Il Sud perde iscritti all’università
Non va meglio nemmeno spostando l’attenzione sul gradino successivo d’istruzione. Tra il 2008 e il 2013 gli iscritti alle università statali sono diminuiti del 7,2% e gli immatricolati del 13,6%. L’andamento decrescente ha interessato tutti gli atenei tranne quelli del Nord-Ovest, dove gli iscritti sono aumentati del 4,1% e gli immatricolati dell’1,3%. Secondo il Censis, nelle università del Nord-Est la contrazione dell’utenza è stata più contenuta: -2,3% di iscritti e -5,9% di immatricolati. Al Centro invece il numero degli studenti iscritti si è contratto del 12,1% e quello degli immatricolati del 18,3% e al Sud dell’11,6% e del 22,5%. L’indice d’attrattività delle università sembra premiare non solo quelle del Nord-Ovest (da 3,9% nel 2008 a 8,6% nel 2013), ma anche del Nord-Est, che, sebbene abbiano ridotto l’utenza complessiva, hanno comunque accresciuto quella
proveniente da fuori regione, passando dall’11% all’11,8%.
Laureati «sottoinquadrati»
Il rapporto del Censis denuncia anche il fenomeno del’«overeducation»: più di 4 milioni di lavoratori ricoprono posizioni per le quali sarebbe sufficiente un titolo di studio inferiore a quello posseduto: un esercito costituito per la metà da «semplici» diplomati (53,3%), ma per un 41,3% anche da laureati (1,8 milioni di occupati). Il sottomansionamento dei laureati italiani è un fenomeno trasversale, che non interessa solo le lauree più deboli sul mercato del lavoro come quelle in Scienze sociali e umanistiche (43,7%), ma è addirittura più elevato tra i laureati in Scienze economiche e statistiche (57,3%) e colpisce anche un ingegnere su tre. Solo il settore medico e infermieristico si posiziona ampiamente sotto la soglia del 20% (13,95).
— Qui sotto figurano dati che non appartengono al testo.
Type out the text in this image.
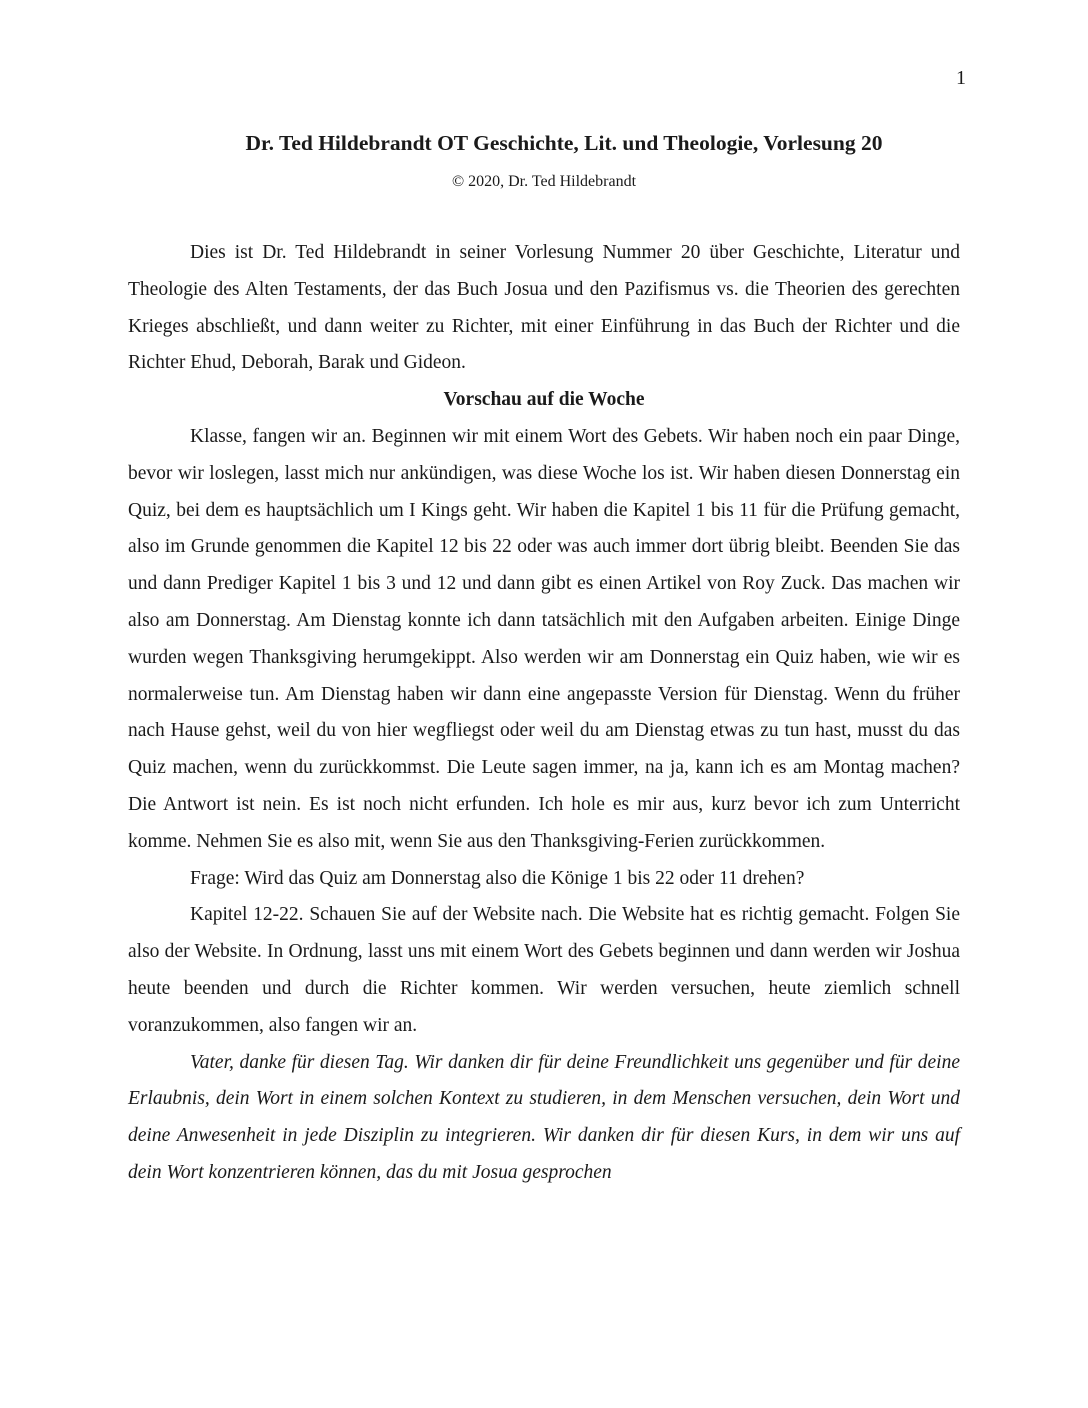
1
Dr. Ted Hildebrandt OT Geschichte, Lit. und Theologie, Vorlesung 20
© 2020, Dr. Ted Hildebrandt

Dies ist Dr. Ted Hildebrandt in seiner Vorlesung Nummer 20 über Geschichte, Literatur und Theologie des Alten Testaments, der das Buch Josua und den Pazifismus vs. die Theorien des gerechten Krieges abschließt, und dann weiter zu Richter, mit einer Einführung in das Buch der Richter und die Richter Ehud, Deborah, Barak und Gideon.

Vorschau auf die Woche

Klasse, fangen wir an. Beginnen wir mit einem Wort des Gebets. Wir haben noch ein paar Dinge, bevor wir loslegen, lasst mich nur ankündigen, was diese Woche los ist. Wir haben diesen Donnerstag ein Quiz, bei dem es hauptsächlich um I Kings geht. Wir haben die Kapitel 1 bis 11 für die Prüfung gemacht, also im Grunde genommen die Kapitel 12 bis 22 oder was auch immer dort übrig bleibt. Beenden Sie das und dann Prediger Kapitel 1 bis 3 und 12 und dann gibt es einen Artikel von Roy Zuck. Das machen wir also am Donnerstag. Am Dienstag konnte ich dann tatsächlich mit den Aufgaben arbeiten. Einige Dinge wurden wegen Thanksgiving herumgekippt. Also werden wir am Donnerstag ein Quiz haben, wie wir es normalerweise tun. Am Dienstag haben wir dann eine angepasste Version für Dienstag. Wenn du früher nach Hause gehst, weil du von hier wegfliegst oder weil du am Dienstag etwas zu tun hast, musst du das Quiz machen, wenn du zurückkommst. Die Leute sagen immer, na ja, kann ich es am Montag machen? Die Antwort ist nein. Es ist noch nicht erfunden. Ich hole es mir aus, kurz bevor ich zum Unterricht komme. Nehmen Sie es also mit, wenn Sie aus den Thanksgiving-Ferien zurückkommen.

Frage: Wird das Quiz am Donnerstag also die Könige 1 bis 22 oder 11 drehen?

Kapitel 12-22. Schauen Sie auf der Website nach. Die Website hat es richtig gemacht. Folgen Sie also der Website. In Ordnung, lasst uns mit einem Wort des Gebets beginnen und dann werden wir Joshua heute beenden und durch die Richter kommen. Wir werden versuchen, heute ziemlich schnell voranzukommen, also fangen wir an.

Vater, danke für diesen Tag. Wir danken dir für deine Freundlichkeit uns gegenüber und für deine Erlaubnis, dein Wort in einem solchen Kontext zu studieren, in dem Menschen versuchen, dein Wort und deine Anwesenheit in jede Disziplin zu integrieren. Wir danken dir für diesen Kurs, in dem wir uns auf dein Wort konzentrieren können, das du mit Josua gesprochen
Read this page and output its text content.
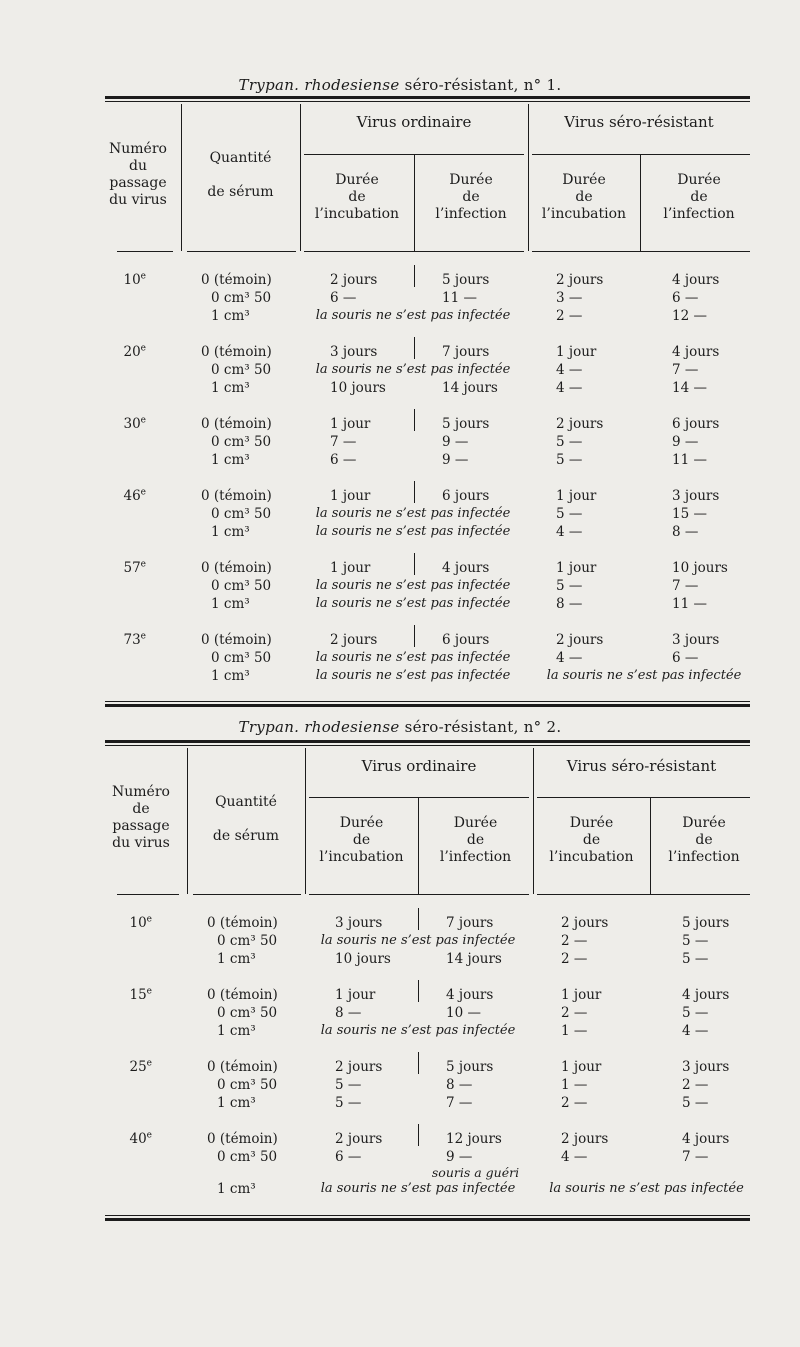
Trypan. rhodesiense séro-résistant, n° 1.
Numéro
du
passage
du virus
Quantité
de sérum
Virus ordinaire	Virus séro-résistant
Durée
de
l’incubation
Durée
de
l’infection
Durée
de
l’incubation
Durée
de
l’infection
10e	0 (témoin)	2 jours	5 jours	2 jours	4 jours
0 cm³ 50	6 —	11 —	3 —	6 —
1 cm³	la souris ne s’est pas infectée	2 —	12 —
20e	0 (témoin)	3 jours	7 jours	1 jour	4 jours
0 cm³ 50	la souris ne s’est pas infectée	4 —	7 —
1 cm³	10 jours	14 jours	4 —	14 —
30e	0 (témoin)	1 jour	5 jours	2 jours	6 jours
0 cm³ 50	7 —	9 —	5 —	9 —
1 cm³	6 —	9 —	5 —	11 —
46e	0 (témoin)	1 jour	6 jours	1 jour	3 jours
0 cm³ 50	la souris ne s’est pas infectée	5 —	15 —
1 cm³	la souris ne s’est pas infectée	4 —	8 —
57e	0 (témoin)	1 jour	4 jours	1 jour	10 jours
0 cm³ 50	la souris ne s’est pas infectée	5 —	7 —
1 cm³	la souris ne s’est pas infectée	8 —	11 —
73e	0 (témoin)	2 jours	6 jours	2 jours	3 jours
0 cm³ 50	la souris ne s’est pas infectée	4 —	6 —
1 cm³	la souris ne s’est pas infectée	la souris ne s’est pas infectée
Trypan. rhodesiense séro-résistant, n° 2.
Numéro
de
passage
du virus
Quantité
de sérum
Virus ordinaire	Virus séro-résistant
Durée
de
l’incubation
Durée
de
l’infection
Durée
de
l’incubation
Durée
de
l’infection
10e	0 (témoin)	3 jours	7 jours	2 jours	5 jours
0 cm³ 50	la souris ne s’est pas infectée	2 —	5 —
1 cm³	10 jours	14 jours	2 —	5 —
15e	0 (témoin)	1 jour	4 jours	1 jour	4 jours
0 cm³ 50	8 —	10 —	2 —	5 —
1 cm³	la souris ne s’est pas infectée	1 —	4 —
25e	0 (témoin)	2 jours	5 jours	1 jour	3 jours
0 cm³ 50	5 —	8 —	1 —	2 —
1 cm³	5 —	7 —	2 —	5 —
40e	0 (témoin)	2 jours	12 jours	2 jours	4 jours
0 cm³ 50	6 —	9 —	4 —	7 —
souris a guéri
1 cm³	la souris ne s’est pas infectée	la souris ne s’est pas infectée
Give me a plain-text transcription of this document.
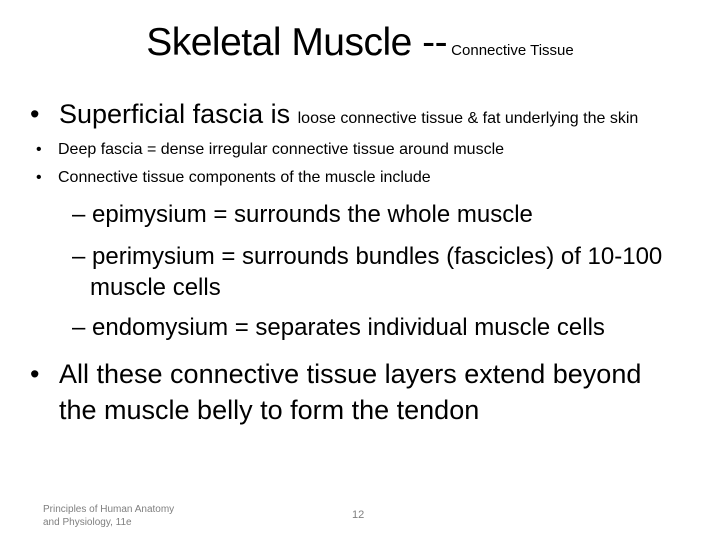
Skeletal Muscle -- Connective Tissue
• Superficial fascia is loose connective tissue & fat underlying the skin
• Deep fascia = dense irregular connective tissue around muscle
• Connective tissue components of the muscle include
– epimysium = surrounds the whole muscle
– perimysium = surrounds bundles (fascicles) of 10-100
muscle cells
– endomysium = separates individual muscle cells
• All these connective tissue layers extend beyond
the muscle belly to form the tendon
Principles of Human Anatomy
and Physiology, 11e
12
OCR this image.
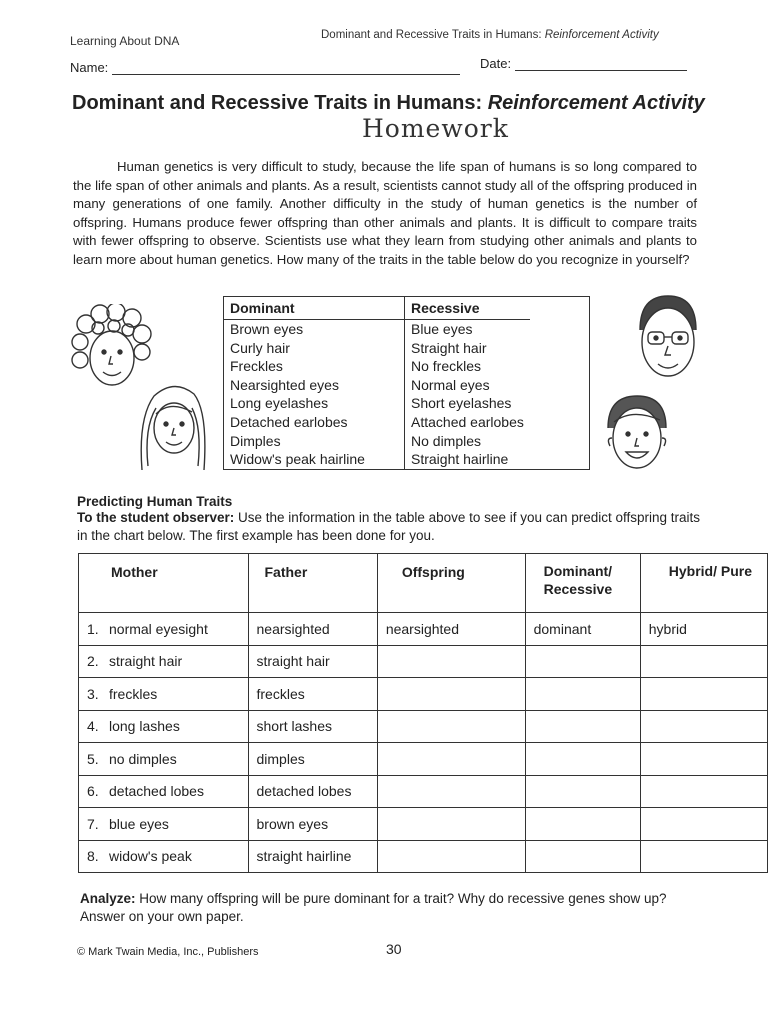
Learning About DNA	Dominant and Recessive Traits in Humans: Reinforcement Activity
Name:	Date:
Dominant and Recessive Traits in Humans: Reinforcement Activity
Homework
Human genetics is very difficult to study, because the life span of humans is so long compared to the life span of other animals and plants. As a result, scientists cannot study all of the offspring produced in many generations of one family. Another difficulty in the study of human genetics is the number of offspring. Humans produce fewer offspring than other animals and plants. It is difficult to compare traits with fewer offspring to observe. Scientists use what they learn from studying other animals and plants to learn more about human genetics. How many of the traits in the table below do you recognize in yourself?
Dominant	Recessive
Brown eyes	Blue eyes
Curly hair	Straight hair
Freckles	No freckles
Nearsighted eyes	Normal eyes
Long eyelashes	Short eyelashes
Detached earlobes	Attached earlobes
Dimples	No dimples
Widow's peak hairline	Straight hairline
Predicting Human Traits
To the student observer: Use the information in the table above to see if you can predict offspring traits in the chart below. The first example has been done for you.
Mother	Father	Offspring	Dominant/ Recessive	Hybrid/ Pure
1. normal eyesight	nearsighted	nearsighted	dominant	hybrid
2. straight hair	straight hair			
3. freckles	freckles			
4. long lashes	short lashes			
5. no dimples	dimples			
6. detached lobes	detached lobes			
7. blue eyes	brown eyes			
8. widow's peak	straight hairline			
Analyze: How many offspring will be pure dominant for a trait? Why do recessive genes show up? Answer on your own paper.
© Mark Twain Media, Inc., Publishers	30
Scuola lavoro: l’alternanza bloccata da fondi insufficienti
I percorsi di alternanza scuola-lavoro forniscono una maggiore conoscenza del mondo del lavoro (66,2%), anche in funzione orientativa per la eventuale scelta di proseguire negli studi (47,3%), ma emergono difficoltà a coinvolgere le aziende e il mondo del lavoro in genere (47%). È l’opinione dei dirigenti scolastici (chiamati a realizzare questi percorsi) raccolta dal Censis. Tra gli ostacoli segnalati dai presidi anche la difficoltà a offrire percorsi in alternanza a tutti gli studenti dell’istituto, oltre alle risorse finanziarie insufficienti (46,4%).
Liste d’attesa troppo lunghe alla scuola dell’infanzia
Il rapporto mette sotto i riflettori anche altri aspetti dei processi formativi. A cominciare dalla scuola dell’infanzia. Secondo un’indagine del Censis sull’offerta prescolare, più di una scuola su tre ha creato liste d’attesa e il 10% dei dirigenti scolastici ha confessato di non essere riuscito in ogni caso a rispondere alla domanda espressa dal territorio di riferimento, valore che sale al 16,2% nelle regioni del Nord-Ovest.